De acordo com a PF, o mandado determinou desocupação de 465 casas invadidas no local. Antes da operação, a polícia fez um estudo para constatar se haveria ou não a infiltração de membros de facção criminosa no residencial. Com isso, houve a constatação em determinadas casas de indicação de pessoas com envolvimento com a prática de tráfico de drogas e organizações criminosas. No local, um homem com mandado de prisão em aberto foi detido e encaminhado para os procedimentos cabíveis.
O empreendimento pertence à Caixa Econômica Federal e foi construído por meio do programa "Minha Casa Minha Vida", do governo federal.

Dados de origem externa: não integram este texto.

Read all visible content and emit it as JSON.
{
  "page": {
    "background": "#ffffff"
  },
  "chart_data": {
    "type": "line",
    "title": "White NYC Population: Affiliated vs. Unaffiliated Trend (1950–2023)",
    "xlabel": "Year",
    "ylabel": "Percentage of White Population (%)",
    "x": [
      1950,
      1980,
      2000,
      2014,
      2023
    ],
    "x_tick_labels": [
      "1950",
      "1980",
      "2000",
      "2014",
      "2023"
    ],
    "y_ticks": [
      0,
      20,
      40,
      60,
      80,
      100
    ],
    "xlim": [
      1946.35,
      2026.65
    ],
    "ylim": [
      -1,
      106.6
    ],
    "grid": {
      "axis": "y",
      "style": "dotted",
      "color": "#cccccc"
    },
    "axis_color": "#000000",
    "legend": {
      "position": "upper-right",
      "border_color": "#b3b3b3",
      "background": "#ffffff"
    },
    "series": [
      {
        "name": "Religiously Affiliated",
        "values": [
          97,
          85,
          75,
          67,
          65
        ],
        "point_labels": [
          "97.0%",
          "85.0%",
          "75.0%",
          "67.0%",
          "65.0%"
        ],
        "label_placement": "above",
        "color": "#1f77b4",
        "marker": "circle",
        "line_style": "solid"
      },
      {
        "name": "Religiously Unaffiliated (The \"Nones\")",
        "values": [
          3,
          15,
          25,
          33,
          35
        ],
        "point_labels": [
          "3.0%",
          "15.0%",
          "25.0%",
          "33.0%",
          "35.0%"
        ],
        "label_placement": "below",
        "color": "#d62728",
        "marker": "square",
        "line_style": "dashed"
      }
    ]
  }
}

A reintegração ocorreu de forma pacífica, sem resistência das famílias, e foi solicitada pelo banco. A obra está paralisada.

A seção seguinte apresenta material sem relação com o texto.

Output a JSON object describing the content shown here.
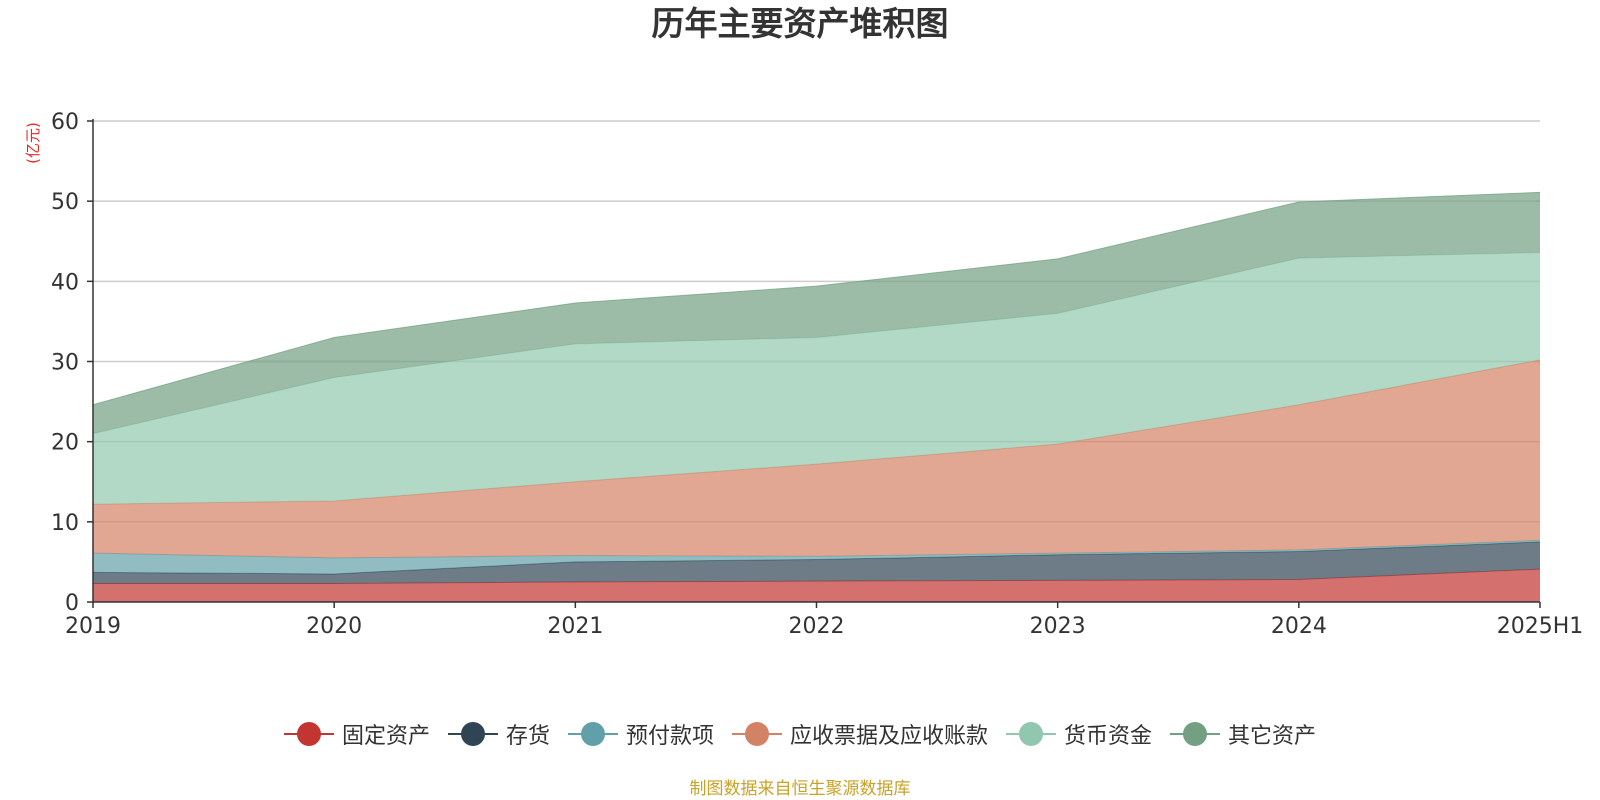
{
  "chart_data": {
    "type": "area",
    "stacked": true,
    "title": "历年主要资产堆积图",
    "unit_label": "(亿元)",
    "categories": [
      "2019",
      "2020",
      "2021",
      "2022",
      "2023",
      "2024",
      "2025H1"
    ],
    "ylim": [
      0,
      60
    ],
    "yticks": [
      0,
      10,
      20,
      30,
      40,
      50,
      60
    ],
    "grid": true,
    "legend_position": "bottom",
    "series": [
      {
        "name": "固定资产",
        "color": "#c23531",
        "values": [
          2.3,
          2.3,
          2.5,
          2.6,
          2.7,
          2.8,
          4.1
        ]
      },
      {
        "name": "存货",
        "color": "#2f4554",
        "values": [
          1.4,
          1.2,
          2.5,
          2.7,
          3.2,
          3.5,
          3.4
        ]
      },
      {
        "name": "预付款项",
        "color": "#61a0a8",
        "values": [
          2.4,
          2.0,
          0.8,
          0.4,
          0.2,
          0.2,
          0.2
        ]
      },
      {
        "name": "应收票据及应收账款",
        "color": "#d48265",
        "values": [
          6.1,
          7.1,
          9.2,
          11.5,
          13.6,
          18.1,
          22.5
        ]
      },
      {
        "name": "货币资金",
        "color": "#91c7ae",
        "values": [
          8.8,
          15.4,
          17.2,
          15.8,
          16.3,
          18.3,
          13.4
        ]
      },
      {
        "name": "其它资产",
        "color": "#749f83",
        "values": [
          3.6,
          5.0,
          5.1,
          6.4,
          6.8,
          7.0,
          7.5
        ]
      }
    ]
  },
  "source_note": "制图数据来自恒生聚源数据库"
}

A ação foi feita por 65 policiais federais e 140 policiais militares com o apoio do Corpo de Bombeiros, do Serviço de Atendimento Móvel de Urgência (Samu), do Conselho Tutelar, de funcionários da Caixa e assistentes sociais.
O residencial Nico Baracat começou a ser construído em 2012. Ao todo, são 1.260 casas divididas em três etapas, sendo que a invasão ocorreu no terceiro bloco. A previsão era que fosse entregue ainda em 2014, o que ainda não aconteceu. Segundo a Caixa, perícias judiciais apontaram suspeita de superfaturamento na obra.
Conforme informações da prefeitura, 90% das obras estão concluídas e ainda não há previsão de entrega. Além disso, apenas as casas da etapa I teriam sido sorteadas, as outras duas ainda passarão pelo sorteio.
Por conta do atraso, as famílias invadiram as residências já construídas, mas que ainda não contam com redes de abastecimento de água e de energia elétrica. Os invasores alegam que viviam em casas de parentes de favor ou em moradias alugadas e precisam de um local próprio para morar e fugir do pagamento mensal do aluguel.
"Eu morava de aluguel, sai do aluguel para vir para cá", disse Fátima Fares, 33 anos, uma moradora do residencial.
"Se nós não pagassemos ele retirava a gente casa. E quem não tinha o dinheiro total, era exigido uma quantia qualquer e no outro dia ele voltava e pegava mais. Ele disse que iria lutar para nós ficarmos com a casa", disse um outro morador.
A Caixa Econômica Federal encaminhou seis caminhões para que as famílias fizessem a mudança. No entanto, a maioria usou veículos particulares. Um galpão, no bairro Tijucal, foi disponibilizado para os ocupantes por 2 meses - prazo que eles achem outra moradia.
O defensor público Air Praeiro Alves, que é secretário Municipal de Habitação e Regularização Fundiária, também esteve no Residencial e afirmou que a prefeitura irá interceder pelas famílias que realmente ficarão desamparadas com a desapropriação.
"Nós temos acompanhado tudo, inclusive conversamos com a associação que foi montada aqui dentro a respeito da política educacional. Mas também tem muito aproveitador aqui, o nosso corpo técnico de assistentes sociais já estiveram aqui e identificaram, inclusive, oferta de venda de casas em veículos de comunicação. Então a verdade é que nós vamos ter que separar o joio do trigo, e as pessoas que possivelmente se encontram em manifesto estado de vulnerabilidade, o prefeito determinou que se desse uma atenção maior a estas famílias. Nós viemos aqui para isso, verificar famílias em vulnerabilidade, mas a ação é da Caixa Econômica Federal", disse Praeiro.